Tomás Gimeno ist jetzt der meist gehasste Mann in Spanien. Polizei und Ermittler scheuen keine Mühen, um den Vater von Anna und Olivia zu finden – den beiden Mädchen aus Teneriffa, sechs und ein Jahr alt, deren spurloses Verschwinden vor eineinhalb Monaten von der Mutter angezeigt worden war. Vor wenigen Tagen war die Leiche des älteren Mädchens gefunden worden, versenkt in einer Plastikbeutel mit Meer, beschwert mit einem Anker, in 1000 Meter Tiefe vor der Küste der Kanareninsel.
Olivias trauriges Ende hat in ganz Spanien eine Welle der Empörung ausgelöst. Die spanische MM-Schwesterzeitung Ultima Hora konstatiert dabei in einem ausführlichen Bericht, dass bei dieser Tragödie nicht von einem Einzelfall die Rede sein könne, da die "Geißel der Macho-Gewalt gegen die eigenen Kinder und deren Mütter" immer wieder in der Gesellschaft zu registrieren sei. Das Blatt zieht Parallelen zur jüngsten Bluttat, die sich auf Mallorca ereignet hat. Es geht um den Fall von Sa Pobla, bei dem ein Marokkaner namens Ali Khouch Mitte Mai seine schwangere Frau und den gemeinsamen 7-jährigen Sohn tötete.
"Seitdem ist noch nicht einmal ein Monat vergangen", schreibt das Blatt und stellt die Frage, ob die Tat von Gimeno, der immer noch als vermisst gilt, irgendeinen Einfluss auf Khouch ausübte, das Verbrechen von Sa Pobla zu begehen. "Der Vergleich ist von Bedeutung", schreibt Ultima Hora. Denn beide Macho-Väter hätten die "ungesunde Frustration" über ihre gescheiterten Beziehungen zur Mutter ihrer Kinder über die Liebe zum eigenen Nachwuchs gestellt. Der Autor des Artikels, Antonio Agüera, stellt fest, dass beide Personen völlig gegensätzliche Profile aufweisen. Genau dieser Gegensatz zeige die Realität in ihrer vollen Bandbreite: Gewalt gegen die eigenen Kinder und deren Mütter unterscheide weder nach Rasse noch Glauben noch wirtschaftlicher oder sozialer Herkunft. "Niemand ist vollkommen sicher", konstatiert Agüero.

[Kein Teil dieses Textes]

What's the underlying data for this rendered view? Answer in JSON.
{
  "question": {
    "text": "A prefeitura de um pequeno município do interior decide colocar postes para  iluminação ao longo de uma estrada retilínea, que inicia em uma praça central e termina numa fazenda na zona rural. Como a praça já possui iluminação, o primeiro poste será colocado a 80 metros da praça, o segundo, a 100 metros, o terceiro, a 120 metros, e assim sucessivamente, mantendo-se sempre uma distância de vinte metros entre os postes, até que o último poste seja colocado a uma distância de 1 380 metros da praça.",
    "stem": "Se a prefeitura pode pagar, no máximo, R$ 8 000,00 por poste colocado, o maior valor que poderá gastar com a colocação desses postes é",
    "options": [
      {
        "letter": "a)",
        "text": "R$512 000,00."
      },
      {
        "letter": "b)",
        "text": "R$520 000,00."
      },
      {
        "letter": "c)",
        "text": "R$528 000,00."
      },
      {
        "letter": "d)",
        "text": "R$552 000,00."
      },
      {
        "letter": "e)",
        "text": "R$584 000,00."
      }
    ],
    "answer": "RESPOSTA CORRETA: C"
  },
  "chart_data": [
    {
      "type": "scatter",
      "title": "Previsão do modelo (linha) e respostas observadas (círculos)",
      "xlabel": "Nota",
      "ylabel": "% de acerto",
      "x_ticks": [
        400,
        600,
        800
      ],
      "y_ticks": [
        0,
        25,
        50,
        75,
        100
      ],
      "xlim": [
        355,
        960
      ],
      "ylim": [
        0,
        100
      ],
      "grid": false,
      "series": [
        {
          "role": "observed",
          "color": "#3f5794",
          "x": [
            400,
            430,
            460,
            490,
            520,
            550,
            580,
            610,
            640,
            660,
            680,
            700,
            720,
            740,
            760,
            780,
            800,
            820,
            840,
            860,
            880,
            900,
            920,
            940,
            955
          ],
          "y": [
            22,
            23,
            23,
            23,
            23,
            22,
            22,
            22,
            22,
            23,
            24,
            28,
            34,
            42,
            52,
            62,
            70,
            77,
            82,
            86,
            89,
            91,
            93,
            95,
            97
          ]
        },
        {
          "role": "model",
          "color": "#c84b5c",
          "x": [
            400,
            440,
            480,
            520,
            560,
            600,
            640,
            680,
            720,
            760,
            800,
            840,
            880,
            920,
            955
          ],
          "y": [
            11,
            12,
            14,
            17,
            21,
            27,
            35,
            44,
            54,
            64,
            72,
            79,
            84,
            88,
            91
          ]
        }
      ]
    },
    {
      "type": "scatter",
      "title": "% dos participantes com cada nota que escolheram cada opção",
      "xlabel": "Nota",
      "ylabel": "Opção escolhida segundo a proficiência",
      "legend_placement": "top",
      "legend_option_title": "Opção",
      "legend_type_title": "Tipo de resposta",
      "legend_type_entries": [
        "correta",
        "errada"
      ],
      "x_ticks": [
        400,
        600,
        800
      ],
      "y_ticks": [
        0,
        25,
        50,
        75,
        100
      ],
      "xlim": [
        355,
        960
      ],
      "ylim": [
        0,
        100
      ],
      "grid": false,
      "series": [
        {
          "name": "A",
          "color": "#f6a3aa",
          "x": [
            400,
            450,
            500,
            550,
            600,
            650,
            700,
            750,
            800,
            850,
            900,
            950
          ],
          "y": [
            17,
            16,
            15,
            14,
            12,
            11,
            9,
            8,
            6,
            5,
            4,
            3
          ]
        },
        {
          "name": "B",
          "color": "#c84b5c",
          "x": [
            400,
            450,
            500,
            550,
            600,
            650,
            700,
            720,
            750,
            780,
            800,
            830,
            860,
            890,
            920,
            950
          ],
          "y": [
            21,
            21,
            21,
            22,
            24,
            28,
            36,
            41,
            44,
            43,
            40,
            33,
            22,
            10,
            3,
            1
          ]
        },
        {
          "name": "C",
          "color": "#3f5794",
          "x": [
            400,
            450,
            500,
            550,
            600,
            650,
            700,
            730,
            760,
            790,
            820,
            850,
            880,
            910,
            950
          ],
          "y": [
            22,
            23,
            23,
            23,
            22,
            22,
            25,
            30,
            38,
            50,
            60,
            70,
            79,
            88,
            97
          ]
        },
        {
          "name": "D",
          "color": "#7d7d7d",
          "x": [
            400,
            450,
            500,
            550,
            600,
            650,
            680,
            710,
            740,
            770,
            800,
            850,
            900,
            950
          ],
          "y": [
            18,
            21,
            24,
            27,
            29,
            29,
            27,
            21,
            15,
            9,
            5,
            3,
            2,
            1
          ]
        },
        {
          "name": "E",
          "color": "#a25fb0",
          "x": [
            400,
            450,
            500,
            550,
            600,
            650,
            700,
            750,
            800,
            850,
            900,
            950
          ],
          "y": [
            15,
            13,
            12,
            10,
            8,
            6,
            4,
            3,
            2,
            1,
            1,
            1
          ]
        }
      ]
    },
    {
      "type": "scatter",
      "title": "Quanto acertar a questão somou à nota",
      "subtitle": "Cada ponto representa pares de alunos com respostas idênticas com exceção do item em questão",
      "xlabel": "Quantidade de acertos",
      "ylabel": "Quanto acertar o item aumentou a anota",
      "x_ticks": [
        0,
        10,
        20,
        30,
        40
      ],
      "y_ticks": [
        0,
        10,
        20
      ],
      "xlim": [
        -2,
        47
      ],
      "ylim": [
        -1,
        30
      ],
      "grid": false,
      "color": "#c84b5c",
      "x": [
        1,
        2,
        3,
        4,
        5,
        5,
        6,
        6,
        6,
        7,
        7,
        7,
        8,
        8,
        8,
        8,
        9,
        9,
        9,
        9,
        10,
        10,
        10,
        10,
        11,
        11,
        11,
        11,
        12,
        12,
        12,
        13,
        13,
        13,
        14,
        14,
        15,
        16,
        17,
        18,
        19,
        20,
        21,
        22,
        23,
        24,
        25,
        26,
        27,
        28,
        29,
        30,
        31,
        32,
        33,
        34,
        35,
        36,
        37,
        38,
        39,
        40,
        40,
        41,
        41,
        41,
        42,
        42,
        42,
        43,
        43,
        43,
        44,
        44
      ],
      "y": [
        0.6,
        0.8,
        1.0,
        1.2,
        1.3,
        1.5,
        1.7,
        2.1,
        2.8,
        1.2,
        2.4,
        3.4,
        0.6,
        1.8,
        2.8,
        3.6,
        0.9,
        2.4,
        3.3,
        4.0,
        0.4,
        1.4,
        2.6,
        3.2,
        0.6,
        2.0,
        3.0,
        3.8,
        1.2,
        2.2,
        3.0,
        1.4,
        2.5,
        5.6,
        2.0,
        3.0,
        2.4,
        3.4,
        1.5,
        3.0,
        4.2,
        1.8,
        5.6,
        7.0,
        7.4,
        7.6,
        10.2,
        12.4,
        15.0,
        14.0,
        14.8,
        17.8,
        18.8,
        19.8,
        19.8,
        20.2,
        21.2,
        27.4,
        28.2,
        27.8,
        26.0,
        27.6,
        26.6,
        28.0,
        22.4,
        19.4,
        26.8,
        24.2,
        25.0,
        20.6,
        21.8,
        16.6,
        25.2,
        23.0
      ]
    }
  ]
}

Tomás Antonio Gimeno Casañas – so heißt der Vater aus Teneriffa mit vollem Namen – stammt aus einer guten Familie, verfügte über positive Lebensperspektiven. "Er hatte alles, was er brauchte, um ein ruhiges und wohlhabendes Leben zu genießen und seine Töchter in Frieden aufwachsen zu sehen", schreibt Ultima Hora. Doch in jener Nacht, in der sich die Tragödie ereignete, rief Gimeno seine Ex-Partnerin an und ließ sie wissen, dass sie ihre Töchter nie wieder zu Gesicht bekommen würde.
Das nahe Umfeld der Mutter glaubte fest daran, dass Gimeno das Leben, das er selbst gezeugt hat, nicht auslöschen werde. Einige, die ihn gut kannten, trauten ihm nicht zu, zu einer solchen Gräueltat fähig zu sein, obgleich angesichts seiner Vorgeschichte mit Schlägereien und Betrugsdelikten offenkundig war, dass dieser Mann kein Heiliger war.
Aber alle Hoffnungen erwiesen sich als falsch. Gimenos Drang, an der Ex-Frau, die sich vor einiger Zeit von ihm getrennt hatte, Rache zu nehmen, war stärker als alles andere. Sie hatte ein neues Leben begonnen. Er wollte es ihr zerstören, und ihr unvorstellbare Schmerzen zufügen. Das ist ihm gelungen, schreibt Ultima Hora.
Noch suchen die Ermittler mit Hilfe eines Forschungsschiffes den Meeresgrund vor Teneriffa nach der jüngeren Tochter ab. Und fahnden weiter nach dem Vater.
In Ultima Hora resümiert er Autor Antonio Agüera die entsprechenden Überlegungen, die sich aus dieser kollektiven Tragödie ergeben, und stellt dazu die Fragen: "In was für einer Welt leben wir? Warum kommen wir nicht alle ein für alle Mal zusammen, um weitere Todesfälle wie den von Warda Ouchene, dem Baby, das sie im Mutterleib trug, und ihrem siebenjährigen Sohn auf Mallorca oder den von Olivia auf Teneriffa zu verhindern? Wie sollen wir unsere Söhne und Töchter schützen? Solange dies nicht geklärt ist, gibt es keinen Trost."